The second problem that follows from the first problem of the unreliability of the concepts of love is that we cannot favor one particular idea to account for the nature of love. Since those ideas are equally problematic in that they are relativistic and thus, unreliable in trying to determine the nature of love. I am in no way suggesting that all the ideas or concepts of love in existence are false in describing the nature of love. There might be one of the concepts that is appropriately describing the nature of love. If I grant that this proposition as true, that there is a concept out of many that actually describes appropriately the nature of love, it is almost impossible to determine which one is the right concept among many other concepts.
These two problems give rise to many different interpretations of love, which are all founded on unsubstantiated ground. Furthermore, throughout history, we have seen many periods in time when one concept was adopted as the appropriate definition of love, and the ideal of how love should be.
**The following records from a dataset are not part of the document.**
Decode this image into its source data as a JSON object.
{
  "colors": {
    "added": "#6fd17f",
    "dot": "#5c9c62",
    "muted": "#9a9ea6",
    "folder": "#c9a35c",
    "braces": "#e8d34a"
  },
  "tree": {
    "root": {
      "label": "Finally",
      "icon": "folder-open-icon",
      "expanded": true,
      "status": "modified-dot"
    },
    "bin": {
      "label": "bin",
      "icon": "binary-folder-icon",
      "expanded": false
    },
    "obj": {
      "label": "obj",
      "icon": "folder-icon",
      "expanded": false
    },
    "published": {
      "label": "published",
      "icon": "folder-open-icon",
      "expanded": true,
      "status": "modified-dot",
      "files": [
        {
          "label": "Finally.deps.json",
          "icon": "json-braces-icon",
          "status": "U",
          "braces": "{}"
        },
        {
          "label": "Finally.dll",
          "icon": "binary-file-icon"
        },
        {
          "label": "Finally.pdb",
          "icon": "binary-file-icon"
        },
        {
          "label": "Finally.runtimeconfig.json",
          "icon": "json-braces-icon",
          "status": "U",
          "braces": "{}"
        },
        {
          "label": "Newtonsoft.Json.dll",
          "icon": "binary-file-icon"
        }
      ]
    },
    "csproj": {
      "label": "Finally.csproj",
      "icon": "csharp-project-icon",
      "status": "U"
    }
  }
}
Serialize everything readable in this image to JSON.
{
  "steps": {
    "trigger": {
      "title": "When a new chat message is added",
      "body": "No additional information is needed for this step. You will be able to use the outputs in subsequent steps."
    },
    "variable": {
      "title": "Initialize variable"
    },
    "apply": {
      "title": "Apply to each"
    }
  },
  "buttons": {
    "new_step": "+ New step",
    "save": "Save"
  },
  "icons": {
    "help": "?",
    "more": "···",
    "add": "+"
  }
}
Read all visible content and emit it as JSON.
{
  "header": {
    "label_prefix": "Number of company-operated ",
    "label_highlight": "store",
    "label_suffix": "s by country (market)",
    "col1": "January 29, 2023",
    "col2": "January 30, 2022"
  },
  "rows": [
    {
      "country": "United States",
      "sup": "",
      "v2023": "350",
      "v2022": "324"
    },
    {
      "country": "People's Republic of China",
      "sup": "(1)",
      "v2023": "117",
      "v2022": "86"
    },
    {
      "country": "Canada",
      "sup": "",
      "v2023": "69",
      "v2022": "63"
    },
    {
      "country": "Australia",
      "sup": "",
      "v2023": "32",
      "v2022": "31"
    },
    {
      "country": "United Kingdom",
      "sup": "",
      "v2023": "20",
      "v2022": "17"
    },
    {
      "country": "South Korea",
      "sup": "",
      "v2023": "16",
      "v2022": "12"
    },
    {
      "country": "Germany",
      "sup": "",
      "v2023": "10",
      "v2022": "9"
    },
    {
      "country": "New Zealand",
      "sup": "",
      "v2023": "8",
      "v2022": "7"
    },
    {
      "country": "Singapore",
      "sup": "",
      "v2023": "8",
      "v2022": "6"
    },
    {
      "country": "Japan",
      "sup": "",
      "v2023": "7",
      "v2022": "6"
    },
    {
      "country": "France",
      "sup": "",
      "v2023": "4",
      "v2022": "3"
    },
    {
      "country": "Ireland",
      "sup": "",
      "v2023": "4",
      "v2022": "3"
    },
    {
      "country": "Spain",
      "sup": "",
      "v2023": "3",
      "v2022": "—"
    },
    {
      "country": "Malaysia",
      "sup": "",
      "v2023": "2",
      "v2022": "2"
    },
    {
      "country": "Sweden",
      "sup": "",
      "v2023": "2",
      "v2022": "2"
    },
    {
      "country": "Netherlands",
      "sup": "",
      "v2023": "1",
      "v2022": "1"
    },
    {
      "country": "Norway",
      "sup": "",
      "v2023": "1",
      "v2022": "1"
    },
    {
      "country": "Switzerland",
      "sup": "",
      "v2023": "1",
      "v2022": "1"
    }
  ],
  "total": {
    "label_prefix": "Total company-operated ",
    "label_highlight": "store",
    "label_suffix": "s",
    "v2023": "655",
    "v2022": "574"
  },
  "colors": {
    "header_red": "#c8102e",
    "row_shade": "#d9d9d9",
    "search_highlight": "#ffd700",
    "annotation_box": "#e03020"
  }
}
Such concept of an ideal love became part of a social reality which molds the people, especially their expressive behaviors of love, and to a certain extent, influencing what to feel when in love. For instance, the feeling of jealousy as an attribute that is often associated as part of love does not exist in a polygamous society (assuming such society has not yet been in contact with monogamous society and thus free from monogamous society’s influence). But in a monogamous society, jealousy exists and is propagated and justified. Thus, we can argue that jealousy is more of a cultural product born out of a certain concept of love, it is not an inherent part of love. This example also shows that many feelings that come under the big banner of love may have a cultural origin, and it is difficult to entangle which one is pertaining to the true nature of love, which one is not. Furthermore, throughout our history, many concepts of love have come and go, laying layers and layers on the genuine nature of love, if such a thing exists.
Those are some problems relating to the word love and thus explain why the word has long been defined loosely and as we have seen, we will probably never get to define it properly. It is after all, the ineffable Love!